Global advertising expenditure by medium

The internet continues to exceed expectations for growth, most recently thanks to the explosive growth in social media advertising. Online video is the other star in the category, propelling internet display to 21% annual growth between 2011 and 2014. Display advertising is now growing substantially faster than paid search (which we forecast will grow by 15% a year to 2014) and classified (9% a year). Display advertising accounted for 36% of internet advertising in 2011; by 2014 Zenith expects this proportion to increase to 41%.

Internet advertising by type

Zenith Internet Advertising

Overall, Zenith predicts that internet advertising will increase its share of the ad market from 16.4% in 2011 to 22.1% in 2014. Internet advertising already accounts for more than 25% of total ad expenditure in five markets (Denmark, Norway, South Korea, Sweden and the UK), and by 2014 they expect it to account for more than 30% in six markets (Canada, China, Norway, South Korea, Sweden and the UK), so there is plenty of potential for further growth in internet advertising’s global market share.

The internet is also the biggest contributor of new ad dollars to the global market. Between 2011 and 2014 Zenith expects internet advertising to account for 55% of the growth in total expenditure.

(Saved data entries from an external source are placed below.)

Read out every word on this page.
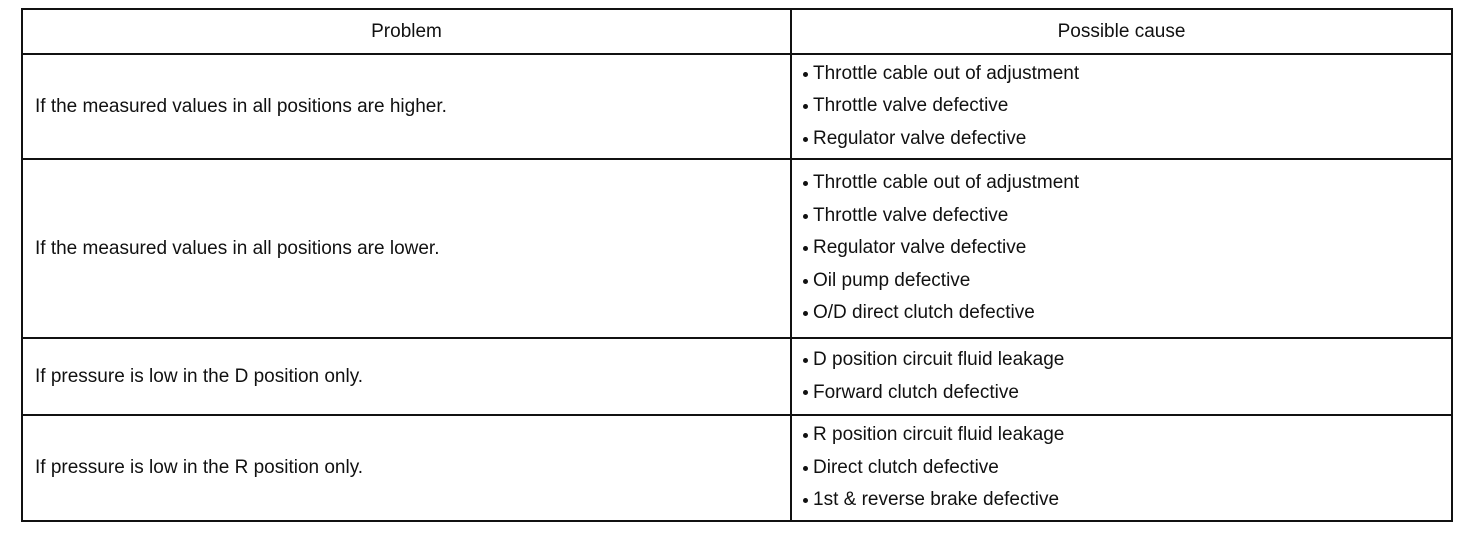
Problem	Possible cause
If the measured values in all positions are higher.
Throttle cable out of adjustment
Throttle valve defective
Regulator valve defective
If the measured values in all positions are lower.
Throttle cable out of adjustment
Throttle valve defective
Regulator valve defective
Oil pump defective
O/D direct clutch defective
If pressure is low in the D position only.
D position circuit fluid leakage
Forward clutch defective
If pressure is low in the R position only.
R position circuit fluid leakage
Direct clutch defective
1st & reverse brake defective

The next biggest is television, which Zenith forecasts to contribute 40% of growth. Television’s share of the global ad market has risen steadily over the last few years: it reached 39.9% in 2011, up from 36.9% in 2005. The amount of time viewers spend watching television has increased, and even though viewers are presented with a wider choice of channels than ever, the biggest television events are attracting record audiences. Zenith expects the popular televised quadrennial events to lift television’s share to 40.1% in 2012, but beyond that they forecast its share to return to 39.9% by 2014. As the global economy improves we expect consumers to spend more time and money on activities outside the home, leaving less time for television.

Newspapers and magazines have been declining since 2007, with a brief pause for magazines in 2010, and Zenith expects this decline to continue throughout its forecast period. The group forecasts advertising in both newspapers and magazines to shrink by 1% a year between 2011 and 2014. Note that this includes only advertising in printed editions of these publications; it does not include advertising on their websites, or in tablet editions or mobile apps, all of which will be picked up in the internet category. The prospects for newspaper and magazine publishers are therefore not quite as bleak as Zenith’s headline figures would make them appear.